Coco is one of the resident dogs at the lodge, which is also a pet-friendly place as it turned out. This wasn’t the reason we were visiting, but plainly was for the people at chalet No 4 who took their mini Daschund breakfasting, walking, quad biking, lunching, napping, fishing, hiking, horse riding, rambling, swimming and braaiing.

We were too hot and tired, to do much on our first afternoon except hang on our balcony, watching the Daschund and its owners expending enough energy to power the national grid. I must say, I’ve never really thought much about the pet-friendly thing, but I guess it’s quite sweet if it’s for decent suburbanites who can’t leave home without their Daschunds, rather than Lowveld cowboys  who want to go drinking with their pet eland for instance.

Komati Lodge. Picture: Bridget Hilton-Barber
Komati Gorge Lodge. Picture: Bridget Hilton-Barber

And pet or no pet, the views at Komati Gorge are amazing. From our chalet we looked onto a sweep of green lawn, a trout dam, a frisky stretch of the Komati River and a shoulder of canyon in the distance, set about with fat painterly clouds. Such views call for a whisky. Which then called for adventure. So we went for a sunset ramble alongside the Komati River, admiring the resident horses and gorgeous surroundings as we rambled. We lay alongside one of the trout dams for a while, watching upside down canyons and the trout beginning their sunset frolic.  As the orange skies darkened, Coco led us gently back to our chalet for more whisky and fresh horses for our men as they say.
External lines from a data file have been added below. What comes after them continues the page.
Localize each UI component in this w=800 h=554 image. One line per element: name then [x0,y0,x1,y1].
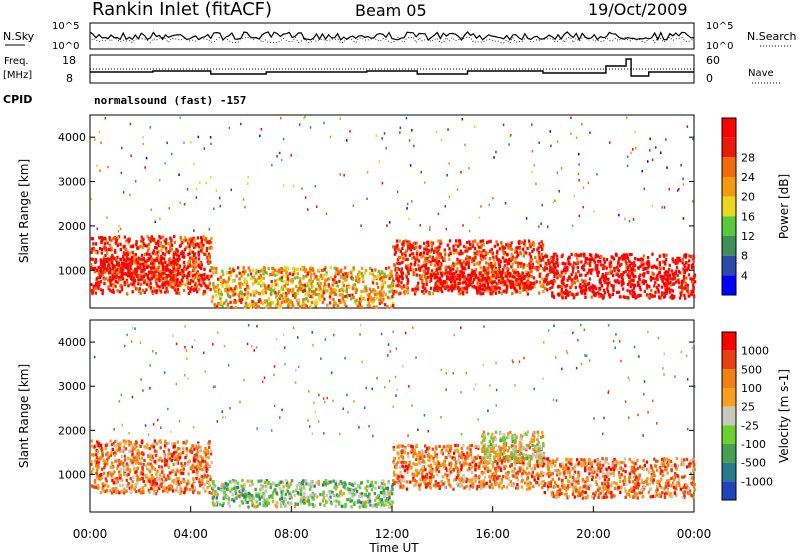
velocity-ytick-label-0: 1000 [58,468,86,481]
velocity-band-4 [543,456,696,500]
nsearch-tick-top: 10^5 [706,21,733,32]
x-tick-label-4: 16:00 [475,527,510,541]
power-ytick-label-3: 4000 [58,131,86,144]
velocity-colorbar-tick-7: -1000 [741,475,773,488]
nsearch-series-line [89,36,695,44]
nsky-series-line [89,31,695,42]
power-colorbar-tick-6: 28 [741,151,755,164]
power-colorbar-swatch-6 [722,236,736,256]
power-colorbar-tick-1: 8 [741,250,748,263]
x-tick-label-5: 20:00 [576,527,611,541]
power-ytick-label-0: 1000 [58,264,86,277]
velocity-colorbar-label: Velocity [m s-1] [777,369,791,463]
velocity-colorbar-swatch-0 [722,332,736,351]
nsearch-label: N.Search [747,30,797,43]
nave-label: Nave [748,68,774,79]
velocity-colorbar-tick-1: 500 [741,363,762,376]
velocity-colorbar-tick-5: -100 [741,438,766,451]
velocity-colorbar-tick-0: 1000 [741,345,769,358]
velocity-colorbar-swatch-8 [722,481,736,500]
velocity-ytick-label-2: 3000 [58,380,86,393]
x-tick-label-1: 04:00 [173,527,208,541]
nsearch-tick-bottom: 10^0 [706,41,733,52]
freq-tick-top: 18 [62,54,76,67]
power-colorbar-swatch-3 [722,177,736,197]
velocity-colorbar-swatch-3 [722,388,736,407]
nsky-tick-bottom: 10^0 [52,41,79,52]
x-axis-label: Time UT [368,541,419,554]
freq-label: Freq. [4,56,29,67]
x-tick-label-3: 12:00 [375,527,410,541]
velocity-band-3 [480,430,545,465]
station-title: Rankin Inlet (fitACF) [92,0,272,20]
velocity-panel: Slant Range [km]100020003000400010005001… [17,319,791,513]
freq-tick-bottom: 8 [66,72,73,85]
power-colorbar-tick-3: 16 [741,210,755,223]
date-title: 19/Oct/2009 [588,0,688,19]
power-colorbar-label: Power [dB] [777,174,791,239]
power-band-3 [392,239,546,296]
velocity-ytick-label-1: 2000 [58,424,86,437]
power-colorbar: 4 8 12 16 20 24 28 Power [dB] [721,117,791,296]
velocity-colorbar-swatch-5 [722,425,736,444]
velocity-colorbar-swatch-4 [722,406,736,426]
nave-tick-bottom: 0 [706,72,713,85]
power-colorbar-tick-4: 20 [741,191,755,204]
freq-unit-label: [MHz] [3,70,32,81]
velocity-colorbar-swatch-2 [722,369,736,388]
power-colorbar-swatch-7 [722,255,736,276]
velocity-colorbar-tick-3: 25 [741,401,755,414]
power-band-1 [97,257,180,283]
power-colorbar-tick-5: 24 [741,171,755,184]
velocity-ytick-label-3: 4000 [58,336,86,349]
velocity-colorbar-swatch-6 [722,444,736,463]
sky-panel-frame [89,22,695,50]
x-tick-label-0: 00:00 [73,527,108,541]
nsky-label: N.Sky [3,30,35,43]
x-tick-label-6: 00:00 [677,527,712,541]
power-ylabel: Slant Range [km] [17,159,31,263]
power-colorbar-swatch-4 [722,196,736,217]
nave-tick-top: 60 [706,54,720,67]
power-band-5 [543,252,697,300]
velocity-band-0 [90,439,214,496]
velocity-ylabel: Slant Range [km] [17,364,31,468]
x-tick-label-2: 08:00 [274,527,309,541]
velocity-colorbar-tick-2: 100 [741,382,762,395]
power-ytick-label-1: 2000 [58,220,86,233]
cpid-value: normalsound (fast) -157 [94,94,246,107]
cpid-label: CPID [3,93,32,106]
power-panel: Slant Range [km] 1000 2000 3000 4000 4 8 12 16 20… [17,114,791,309]
power-colorbar-swatch-8 [722,275,736,295]
power-colorbar-tick-0: 4 [741,269,748,282]
power-colorbar-tick-2: 12 [741,230,755,243]
velocity-colorbar-swatch-1 [722,350,736,370]
velocity-band-1 [210,478,395,509]
velocity-colorbar-tick-6: -500 [741,457,766,470]
velocity-colorbar-tick-4: -25 [741,419,759,432]
power-colorbar-swatch-1 [722,137,736,158]
velocity-colorbar: 1000 500 100 25 -25 -100 -500 -1000 Velocity [m … [721,331,791,501]
nsky-tick-top: 10^5 [52,21,79,32]
freq-series-line [90,58,694,77]
velocity-colorbar-swatch-7 [722,462,736,482]
power-band-4 [429,270,533,292]
beam-title: Beam 05 [355,1,427,20]
power-colorbar-swatch-0 [722,118,736,138]
power-ytick-label-2: 3000 [58,176,86,189]
power-colorbar-swatch-2 [722,157,736,177]
power-colorbar-swatch-5 [722,216,736,236]
power-band-2 [210,265,395,309]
The chalets are simple and comfortable, with pleasant décor, a generous bathroom and fireplace in the main bedroom lounge area. Mmmm. I can well imagine cosy winter evenings here. We chose to do our own cooking, but there is a restaurant, as well as a generous bar and outside entertainment area along the river. Komati Gorge is a chilled spot. There’s no cell phone reception, and the place is big enough to feel wild and free and small enough to feel safe. After dinner we sat outside listening to the night noises, while Coco found herself an elegant scatter cushion on which to spend the night.
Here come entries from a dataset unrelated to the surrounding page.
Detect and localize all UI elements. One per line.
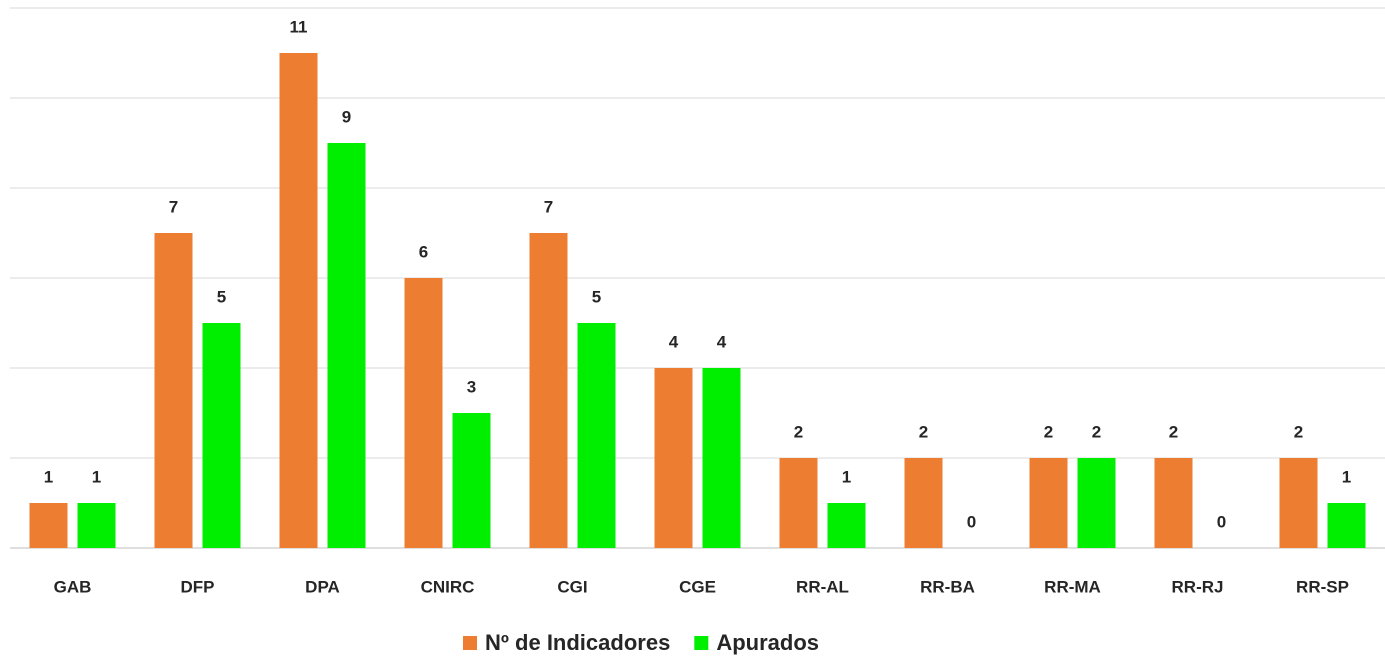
- data-label: 3: [467, 377, 476, 396]
- data-label: 2: [1092, 422, 1101, 441]
- x-tick-label: RR-SP: [1296, 577, 1349, 596]
- data-label: 2: [919, 422, 928, 441]
- data-label: 4: [717, 332, 727, 351]
- bar: [77, 503, 116, 548]
- data-label: 1: [842, 467, 851, 486]
- x-tick-label: GAB: [54, 577, 92, 596]
- bar: [827, 503, 866, 548]
- data-label: 7: [169, 197, 178, 216]
- data-label: 5: [217, 287, 226, 306]
- legend-swatch: [694, 636, 709, 650]
- x-tick-label: DFP: [181, 577, 215, 596]
- bar: [1279, 458, 1318, 548]
- legend-swatch: [463, 636, 477, 650]
- bar: [1327, 503, 1366, 548]
- bar: [1029, 458, 1068, 548]
- data-label: 0: [967, 512, 976, 531]
- x-tick-label: RR-MA: [1044, 577, 1101, 596]
- x-tick-label: RR-AL: [796, 577, 849, 596]
- legend-label: Apurados: [716, 630, 819, 655]
- bar: [29, 503, 68, 548]
- data-label: 0: [1217, 512, 1226, 531]
- data-label: 6: [419, 242, 428, 261]
- bar: [327, 143, 366, 548]
- bar: [779, 458, 818, 548]
- bar: [202, 323, 241, 548]
- bar: [404, 278, 443, 548]
- bar: [154, 233, 193, 548]
- data-label: 1: [1342, 467, 1351, 486]
- bar: [529, 233, 568, 548]
- bar: [452, 413, 491, 548]
- data-label: 11: [290, 17, 308, 36]
- x-tick-label: CGE: [679, 577, 716, 596]
- data-label: 5: [592, 287, 601, 306]
- x-tick-label: RR-RJ: [1172, 577, 1224, 596]
- data-label: 9: [342, 107, 351, 126]
- x-tick-label: DPA: [305, 577, 340, 596]
- data-label: 2: [1169, 422, 1178, 441]
- legend-label: Nº de Indicadores: [485, 630, 670, 655]
- data-label: 1: [92, 467, 101, 486]
- bar: [702, 368, 741, 548]
- data-label: 2: [1044, 422, 1053, 441]
- bar: [1077, 458, 1116, 548]
- data-label: 2: [794, 422, 803, 441]
- bar: [279, 53, 318, 548]
- x-tick-label: RR-BA: [920, 577, 975, 596]
- bar: [904, 458, 943, 548]
- x-tick-label: CNIRC: [421, 577, 475, 596]
- x-tick-label: CGI: [557, 577, 587, 596]
- data-label: 1: [44, 467, 53, 486]
- data-label: 4: [669, 332, 679, 351]
- data-label: 7: [544, 197, 553, 216]
- data-label: 2: [1294, 422, 1303, 441]
- bar: [1154, 458, 1193, 548]
- bar: [577, 323, 616, 548]
- bar: [654, 368, 693, 548]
Our chalet at Komati Gorge Lodge. Picture: Bridget Hilton-Barber

The dawn broke crisp and clear and we headed out for an early walk into the mountains. The Komati lodge people had asked us not walk with their dogs, but it’s hard to restrain an enthusiastic unleashed Weimaraner, so we eventually we gave in and pretended not to notice when she tried to dig up entire koppies and chase kudus. There are really great hikes in and around Komati Gorge, this being canyon country with kloofs and cliffs, dizzying views and shady forested patches. The birding is good, and the botanizing; and of course trout fishing, which is what most visitors do. You can also go swimming, quad biking and horse riding or just sit down and wait for the feeling to pass. It’s a lovely spot whatever your pace.